Japanese Kenzaburo Oe, Nobel laureate for poetic fiction, dies End-shutdown


TOKYO– Nobel laureate for literature Kenzaburo Oe, whose dark and poetic novels were built on memories of his childhood during the postwar occupation of Japan and of being the father of a disabled son, has died. hello what 88

Oe, who was also an outspoken anti-nuclear and peace activist, died on March 3, his publisher, Kodansha Ltd., said in a statement Monday. The publisher did not elaborate on his death and said that his family held his funeral.

Oe in 1994 became the second Japanese author to receive the Nobel Prize for literature.

The Swedish Academy cited the author for his works of fiction, in which “poetic force creates an imaginary world where life and myth condense to form a disconcerting image of the current human situation.”

His hottest works were influenced by the birth of Oe’s mentally handicapped son in 1963.

“A Personal Matter,” released a year later, is the story of a father reconciling through darkness and pain with the birth of a brain-damaged son. Several of Oe’s later works have a damaged or deformed child with symbolic significance, with stories and characters evolving and maturing as Oe’s son ages.

Hikari Oe had a cranial deformity at birth that caused her mental disability. He has limited ability to speak and read, but has become a musical composer whose works have been performed and recorded on albums.

The only other Japanese to have won a Nobel Prize in Literature was Yasunari Kawabata in 1968.

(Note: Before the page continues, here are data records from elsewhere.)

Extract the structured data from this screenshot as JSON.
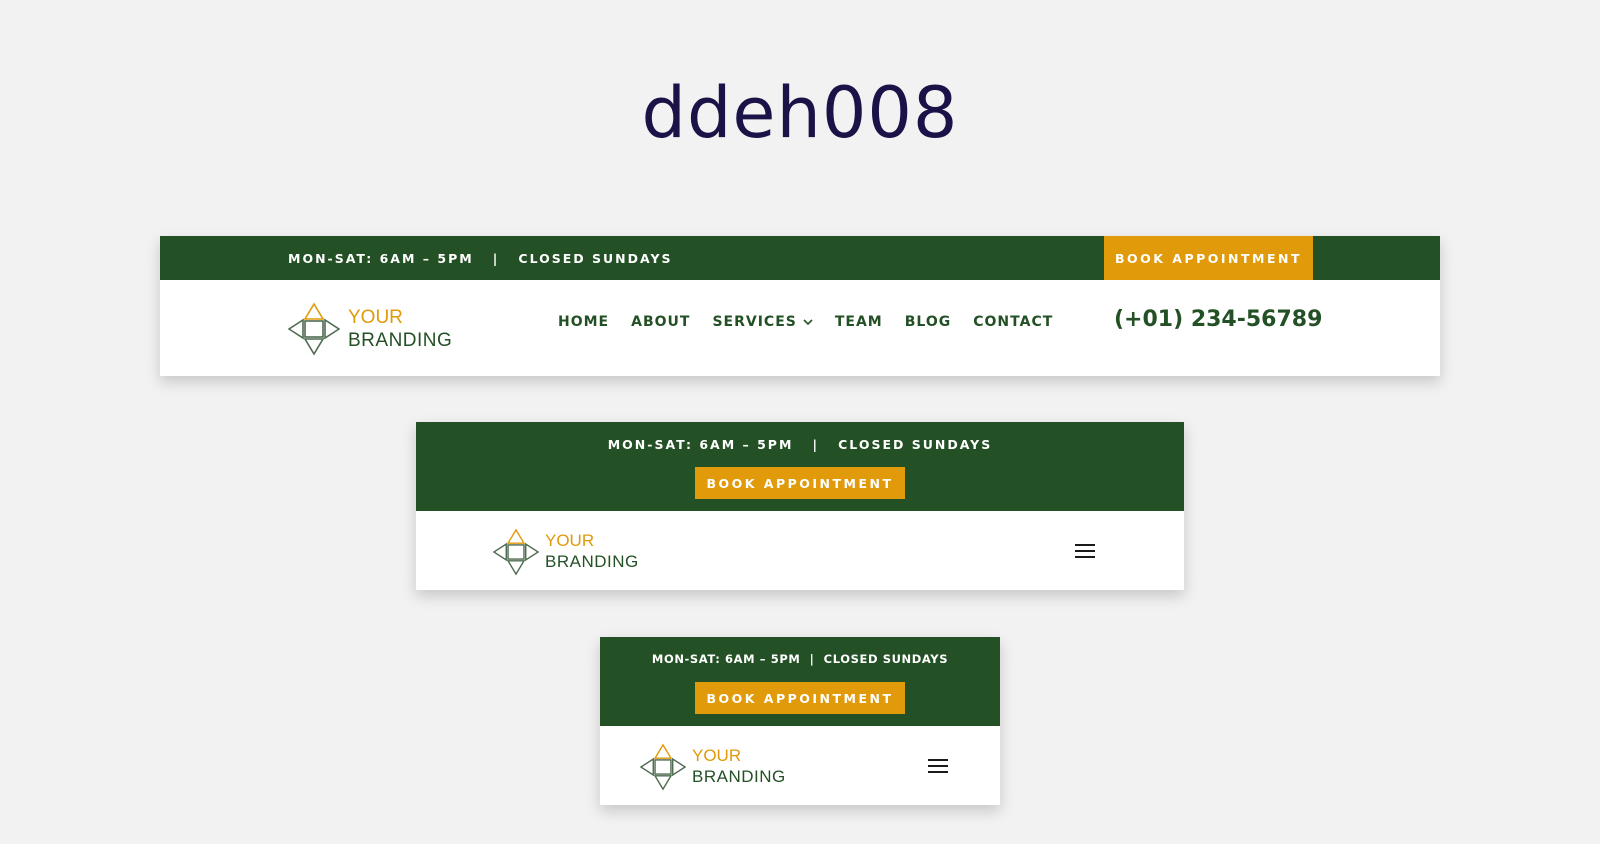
{
  "page": {
    "title": "ddeh008"
  },
  "header": {
    "hours": "MON-SAT: 6AM – 5PM",
    "separator": "|",
    "closed": "CLOSED SUNDAYS",
    "book_label": "BOOK APPOINTMENT",
    "logo_line1": "YOUR",
    "logo_line2": "BRANDING",
    "phone": "(+01) 234-56789",
    "nav": [
      {
        "label": "HOME"
      },
      {
        "label": "ABOUT"
      },
      {
        "label": "SERVICES",
        "has_dropdown": true
      },
      {
        "label": "TEAM"
      },
      {
        "label": "BLOG"
      },
      {
        "label": "CONTACT"
      }
    ]
  },
  "icons": {
    "logo": "diamond-logo-icon",
    "dropdown": "chevron-down-icon",
    "menu": "hamburger-menu-icon"
  },
  "colors": {
    "green": "#235024",
    "gold": "#e09a0a",
    "background": "#f2f2f2",
    "title": "#1b1248"
  }
}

Despite the outpouring of national pride at Oe’s victory, his major literary themes here evoke deep uneasiness. A 10-year-old boy when World War II ended, Oe came of age during the American occupation.

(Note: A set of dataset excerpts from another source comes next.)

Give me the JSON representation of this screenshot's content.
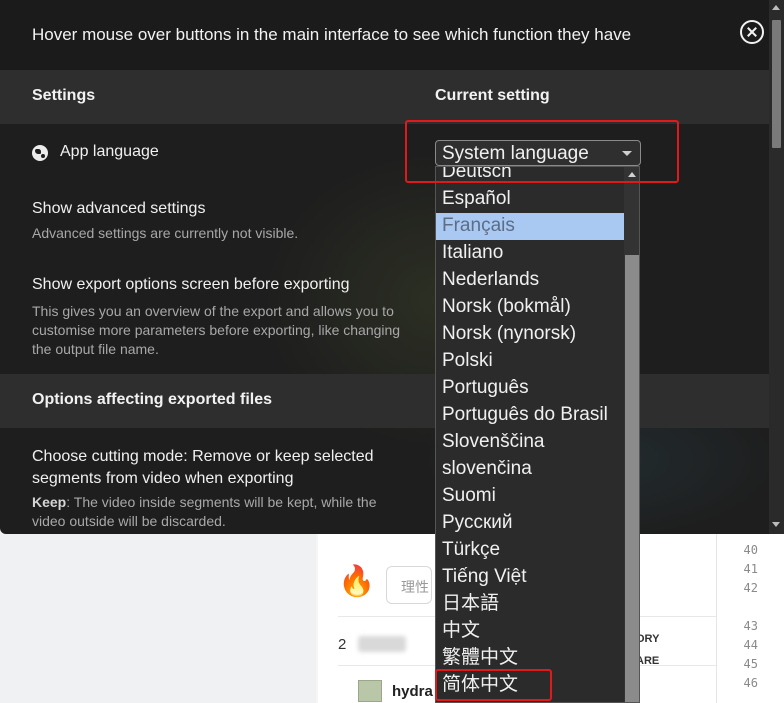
{
  "modal": {
    "hint": "Hover mouse over buttons in the main interface to see which function they have",
    "header": {
      "settings": "Settings",
      "current_setting": "Current setting"
    },
    "rows": {
      "app_language": {
        "title": "App language"
      },
      "advanced": {
        "title": "Show advanced settings",
        "desc": "Advanced settings are currently not visible."
      },
      "export_options": {
        "title": "Show export options screen before exporting",
        "desc": "This gives you an overview of the export and allows you to customise more parameters before exporting, like changing the output file name."
      },
      "cutting_mode": {
        "title": "Choose cutting mode: Remove or keep selected segments from video when exporting",
        "desc_bold": "Keep",
        "desc": ": The video inside segments will be kept, while the video outside will be discarded."
      }
    },
    "section2_header": "Options affecting exported files"
  },
  "language_select": {
    "value": "System language",
    "options": [
      "Deutsch",
      "Español",
      "Français",
      "Italiano",
      "Nederlands",
      "Norsk (bokmål)",
      "Norsk (nynorsk)",
      "Polski",
      "Português",
      "Português do Brasil",
      "Slovenščina",
      "slovenčina",
      "Suomi",
      "Русский",
      "Türkçe",
      "Tiếng Việt",
      "日本語",
      "中文",
      "繁體中文",
      "简体中文"
    ],
    "highlighted_option": "Français"
  },
  "background": {
    "search_placeholder": "理性",
    "user_two": "2",
    "username": "hydra",
    "tags": [
      "ORY",
      "ARE"
    ],
    "line_numbers": [
      "40",
      "41",
      "42",
      "43",
      "44",
      "45",
      "46"
    ]
  },
  "colors": {
    "highlight_red": "#e0191a",
    "selected_option_bg": "#a9c9f3",
    "modal_bg": "#1e1e1e"
  },
  "icons": {
    "language": "globe-icon",
    "close": "close-icon",
    "fire": "fire-icon"
  }
}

“Humiliation washed over him and has colored much of his work. He himself describes his writing as a way of exorcising demons,” the Swedish Academy said.

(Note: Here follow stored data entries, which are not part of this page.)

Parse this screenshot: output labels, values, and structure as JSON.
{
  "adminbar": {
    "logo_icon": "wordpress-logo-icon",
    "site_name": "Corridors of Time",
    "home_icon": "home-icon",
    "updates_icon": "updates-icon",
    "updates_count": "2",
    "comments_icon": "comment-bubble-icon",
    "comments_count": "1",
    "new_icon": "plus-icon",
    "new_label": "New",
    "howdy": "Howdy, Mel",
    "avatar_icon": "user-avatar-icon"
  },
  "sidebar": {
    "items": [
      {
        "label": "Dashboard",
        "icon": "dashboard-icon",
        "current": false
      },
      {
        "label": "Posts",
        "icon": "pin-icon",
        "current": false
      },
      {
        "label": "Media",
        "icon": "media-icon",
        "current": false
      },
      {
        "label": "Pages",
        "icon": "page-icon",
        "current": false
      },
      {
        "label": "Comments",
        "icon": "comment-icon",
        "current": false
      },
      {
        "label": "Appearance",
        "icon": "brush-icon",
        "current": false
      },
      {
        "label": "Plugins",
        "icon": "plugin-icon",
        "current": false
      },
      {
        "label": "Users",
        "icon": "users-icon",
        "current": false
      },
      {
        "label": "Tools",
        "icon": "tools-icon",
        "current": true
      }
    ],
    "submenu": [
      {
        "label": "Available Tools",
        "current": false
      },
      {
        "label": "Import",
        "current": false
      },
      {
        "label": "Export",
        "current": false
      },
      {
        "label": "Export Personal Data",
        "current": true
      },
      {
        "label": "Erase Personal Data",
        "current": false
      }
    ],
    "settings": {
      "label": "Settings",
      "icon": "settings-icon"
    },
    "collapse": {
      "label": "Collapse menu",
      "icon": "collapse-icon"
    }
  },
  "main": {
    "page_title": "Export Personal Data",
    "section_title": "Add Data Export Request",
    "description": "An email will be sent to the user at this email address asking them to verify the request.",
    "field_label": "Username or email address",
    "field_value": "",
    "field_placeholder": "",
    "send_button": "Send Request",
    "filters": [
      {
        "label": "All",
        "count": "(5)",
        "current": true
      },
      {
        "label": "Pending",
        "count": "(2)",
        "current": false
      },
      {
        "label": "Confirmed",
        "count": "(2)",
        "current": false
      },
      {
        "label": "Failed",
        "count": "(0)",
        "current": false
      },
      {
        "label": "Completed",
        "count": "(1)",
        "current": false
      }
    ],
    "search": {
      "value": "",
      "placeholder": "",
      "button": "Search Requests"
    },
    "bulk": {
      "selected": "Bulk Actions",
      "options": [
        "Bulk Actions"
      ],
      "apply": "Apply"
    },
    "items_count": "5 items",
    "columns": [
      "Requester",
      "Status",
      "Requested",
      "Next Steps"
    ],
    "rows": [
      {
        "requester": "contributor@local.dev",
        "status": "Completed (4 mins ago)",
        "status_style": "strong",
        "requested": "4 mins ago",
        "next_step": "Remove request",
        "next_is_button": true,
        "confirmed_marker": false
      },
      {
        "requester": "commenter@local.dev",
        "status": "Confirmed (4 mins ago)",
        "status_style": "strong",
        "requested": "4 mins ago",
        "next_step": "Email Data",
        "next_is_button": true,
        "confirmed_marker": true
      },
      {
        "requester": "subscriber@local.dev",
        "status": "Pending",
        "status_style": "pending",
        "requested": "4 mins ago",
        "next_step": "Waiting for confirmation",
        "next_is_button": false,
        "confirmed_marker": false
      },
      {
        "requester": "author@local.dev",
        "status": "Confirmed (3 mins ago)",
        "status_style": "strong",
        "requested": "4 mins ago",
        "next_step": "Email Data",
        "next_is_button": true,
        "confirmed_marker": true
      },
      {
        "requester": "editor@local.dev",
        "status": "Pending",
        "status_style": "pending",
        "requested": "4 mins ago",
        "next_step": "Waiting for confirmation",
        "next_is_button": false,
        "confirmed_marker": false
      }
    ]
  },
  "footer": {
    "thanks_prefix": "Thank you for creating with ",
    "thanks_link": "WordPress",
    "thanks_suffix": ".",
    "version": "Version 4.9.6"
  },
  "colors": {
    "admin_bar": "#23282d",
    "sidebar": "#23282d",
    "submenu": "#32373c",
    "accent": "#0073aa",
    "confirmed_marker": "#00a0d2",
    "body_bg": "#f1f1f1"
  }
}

Wartime childhood memories strongly shaped the story that marked Oe’s literary debut, “The Catch,” about a rural boy’s experiences with a downed American pilot over his village. Published in 1958, when Oe was still a college student, the story won Japan’s prestigious Akutagawa Prize for New Writers.

He also wrote nonfiction books about the devastation of Hiroshima and its rise after the US atomic bombing of August 6, 1945, as well as Okinawa and its postwar US occupation.

Oe has campaigned for peace and anti-nuclear causes, particularly since the 2011 Fukushima crisis, and has frequently appeared at rallies.

In 2015, Oe criticized Japan’s decision to restart nuclear reactors following the earthquake and tsunami meltdown at the Fukushima plant, calling it a risk that could lead to another disaster. He urged then-Prime Minister Shinzo Abe to follow Germany’s lead and phase out atomic power.

“Japanese politicians are not trying to change the situation, but to maintain the status quo even after this massive nuclear accident, and even if we all know that another accident would simply end Japan’s future,” Oe said.

Oe, then 80, said his life’s final work is to fight for a world free of nuclear weapons: “We must not leave the problem of nuclear plants to the younger generations.”

Oe, the third of seven children, was born on January 31, 1935 in a village on the island of Shikoku, in southern Japan. At the University of Tokyo, he studied French literature and began writing plays.

The academy noted that Oe’s work has been heavily influenced by Western writers, including Dante, Poe, Rabelais, Balzac, Eliot and Sartre.

But even with those influences, Oe brought an Asian sensibility.

In 2021, thousands of pages of his manuscripts and other works were sent to be archived at the University of Tokyo.